A Comprehensive Evaluation of Augmentations for Robust OOD Self-Supervised Contrastive Phonocardiogram Representation Learning

Despite the recent increase in research activity, deep-learning models have not yet been widely accepted in several real-world settings, such as medicine. The shortage of high-quality annotated data often hinders the development of robust and generalizable models, which do not suffer from degraded effectiveness when presented with newly-collected, out-of-distribution (OOD) datasets. Contrastive Self-Supervised Learning (SSL) offers a potential solution to labeled data scarcity, as it takes advantage of unlabeled data to increase model effectiveness and robustness.

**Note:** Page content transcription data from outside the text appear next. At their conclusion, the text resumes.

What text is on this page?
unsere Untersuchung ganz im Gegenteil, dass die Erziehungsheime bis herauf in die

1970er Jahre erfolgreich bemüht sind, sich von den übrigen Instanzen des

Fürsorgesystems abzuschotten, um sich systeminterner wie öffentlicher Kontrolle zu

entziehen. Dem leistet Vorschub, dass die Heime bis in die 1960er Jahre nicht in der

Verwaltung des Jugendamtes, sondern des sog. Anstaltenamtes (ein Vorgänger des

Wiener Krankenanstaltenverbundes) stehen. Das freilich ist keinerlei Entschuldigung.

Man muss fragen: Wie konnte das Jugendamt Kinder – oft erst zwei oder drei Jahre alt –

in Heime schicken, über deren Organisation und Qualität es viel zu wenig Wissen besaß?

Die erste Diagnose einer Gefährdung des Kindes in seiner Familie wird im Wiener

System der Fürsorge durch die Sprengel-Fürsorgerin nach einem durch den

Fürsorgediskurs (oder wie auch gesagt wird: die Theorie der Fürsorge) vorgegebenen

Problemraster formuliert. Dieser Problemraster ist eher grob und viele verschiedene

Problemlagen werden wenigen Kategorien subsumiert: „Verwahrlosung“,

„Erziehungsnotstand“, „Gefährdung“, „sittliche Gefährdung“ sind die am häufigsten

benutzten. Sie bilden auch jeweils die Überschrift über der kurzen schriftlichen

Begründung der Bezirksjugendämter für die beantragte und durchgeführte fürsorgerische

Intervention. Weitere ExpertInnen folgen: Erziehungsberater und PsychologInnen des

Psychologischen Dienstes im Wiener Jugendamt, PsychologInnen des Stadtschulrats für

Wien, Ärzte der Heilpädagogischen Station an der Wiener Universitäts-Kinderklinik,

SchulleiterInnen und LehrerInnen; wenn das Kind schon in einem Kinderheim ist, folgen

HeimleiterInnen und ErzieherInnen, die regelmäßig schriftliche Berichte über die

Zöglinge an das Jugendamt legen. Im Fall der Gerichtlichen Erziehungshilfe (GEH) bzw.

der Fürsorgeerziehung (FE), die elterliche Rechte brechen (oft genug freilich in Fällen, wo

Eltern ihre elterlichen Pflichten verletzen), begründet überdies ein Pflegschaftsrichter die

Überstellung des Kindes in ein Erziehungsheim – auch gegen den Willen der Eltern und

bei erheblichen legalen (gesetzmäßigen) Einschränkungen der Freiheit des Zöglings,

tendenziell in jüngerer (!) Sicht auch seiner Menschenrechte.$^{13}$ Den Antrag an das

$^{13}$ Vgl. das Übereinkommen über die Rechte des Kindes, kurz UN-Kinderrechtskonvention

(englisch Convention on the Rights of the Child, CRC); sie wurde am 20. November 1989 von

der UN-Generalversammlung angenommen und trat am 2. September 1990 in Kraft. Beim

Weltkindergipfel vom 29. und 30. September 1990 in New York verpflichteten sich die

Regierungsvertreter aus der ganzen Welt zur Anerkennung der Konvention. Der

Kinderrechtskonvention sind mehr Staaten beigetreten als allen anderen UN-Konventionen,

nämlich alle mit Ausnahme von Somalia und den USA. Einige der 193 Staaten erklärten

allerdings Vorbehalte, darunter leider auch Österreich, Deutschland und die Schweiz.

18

In this research, we propose applying contrastive SSL for detecting abnormalities in 1D phonocardiogram (PCG) samples by learning a generalized representation of the signal. Specifically, we perform an extensive comparative evaluation of a wide range of audio-based augmentations, evaluate trained classifiers on multiple datasets across different downstream tasks, and finally report on the impact of each augmentation in model training. We experimentally demonstrate that, depending on its training distribution, the effectiveness of a fully-supervised model can degrade up to 32% when evaluated on unseen data, while SSL models only lose up to 10% or even improve in some cases. We argue and experimentally demonstrate that, contrastive SSL pretraining can assist in providing robust classifiers which can generalize to unseen, OOD data, without relying on time- and labor-intensive annotation processes by medical experts. Furthermore, the proposed extensive evaluation protocol sheds light on the most promising and appropriate augmentations for robust PCG signal processing, by calculating their effect size on model training. Finally, we provide researchers and practitioners with a roadmap towards producing robust models for PCG classification, in addition to an open-source codebase for developing novel approaches.

翻译：尽管近期研究活动有所增加，深度学习模型尚未在医学等现实场景中被广泛接受。高质量标注数据的匮乏常阻碍鲁棒且可泛化模型的开发——这类模型在面对新采集的分布外（OOD）数据集时，不会出现性能退化。对比自监督学习（SSL）为缓解标注数据稀缺提供了潜在解决方案，其通过利用无标签数据提升模型效能与鲁棒性。本研究提出采用对比SSL对一维心音图（PCG）样本进行异常检测，通过学习信号的泛化表征。具体而言，我们系统性地对比评估了多种基于音频的增强方法，在多数据集上评估了面向不同下游任务训练的分类器，并最终报告了每种增强对模型训练的影响。实验表明：全监督模型在新见数据上的效能可能因训练分布不同而下降高达32%，而SSL模型仅损失不超过10%，某些情况下甚至有所提升。我们通过实验论证，对比SSL预训练有助于构建鲁棒分类器，使其能够泛化至未见过的OOD数据，且无需依赖医学专家耗时费力的标注过程。此外，本研究提出的系统性评估方案通过计算增强方法对模型训练的效应量，揭示了最具前景且最适合鲁棒PCG信号处理的增强策略。最后，我们为研究人员与实践者提供了构建鲁棒PCG分类模型的路线图，同时开源了用于开发创新方法的代码库。